As far back as Ancient Greece, a sculptured physique has been heralded as the pinnacle of physical perfection. But now, researchers from Japan have found that increased muscle mass doesn’t just make you look good, it could literally save your life.
In a study published in Scientific Reports, researchers from Osaka University have revealed that sarcopenia, or the loss of skeletal muscle mass, is significantly associated with a poor response to treatments for advanced non-small cell lung cancer (NSCLC).
These treatments, known as programmed death (PD)-1 inhibitors, are an exciting new class of drugs used to fight many different types of cancer, including NSCLC. They work with the patient’s own immune system, increasing its ability to attack cancer cells. Unsurprisingly, the efficacy of PD-1 inhibitors relies heavily on the function of the host’s immune system.
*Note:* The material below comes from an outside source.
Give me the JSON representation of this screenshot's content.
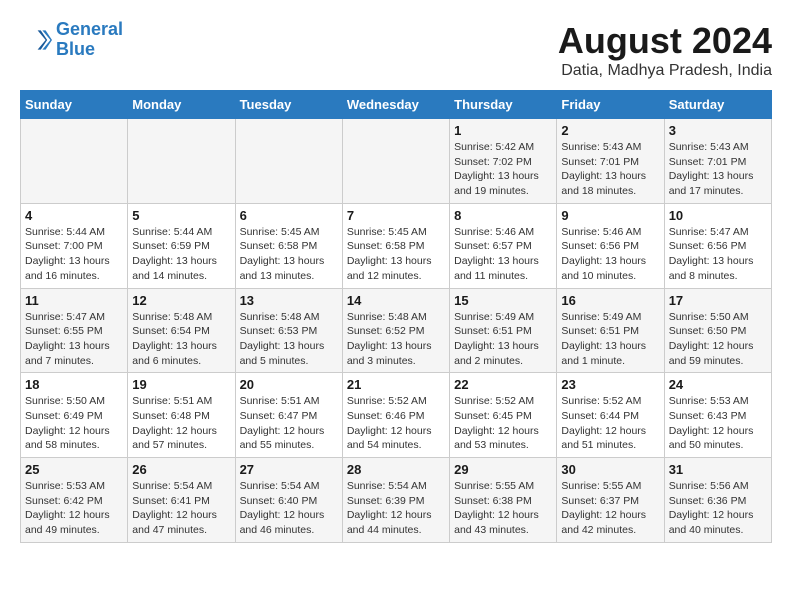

At present, only a subset of patients achieve good long-term progression-free survival rates, something the researchers at Osaka University aimed to address.
“Sarcopenia is a well-known risk factor associated with poor outcomes for several cancer types,” says lead author of the study, Takayuki Shiroyama. “Because muscle degradation is associated with a dysregulated immune response, we wanted to investigate how, in lung cancer patients, sarcopenia impacts the efficacy of PD-1 inhibitor therapy.”
“Sarcopenia is a well-known risk factor associated with poor outcomes for several cancer types”
To do this, the researchers examined the medical records and treatment outcomes of 42 patients with advanced NSCLC who were treated with PD-1 inhibitors. Only patients who had undergone an assessment of skeletal muscle mass prior to treatment were included in the analysis.
“The results were surprisingly emphatic,” explains Atsushi Kumanogoh, senior author of the study. “We found that the treatment outcomes for patients with sarcopenia at the start of therapy were far worse than those without.”
Skeletal muscle mass might be useful for predicting whether treatment is likely to be effective.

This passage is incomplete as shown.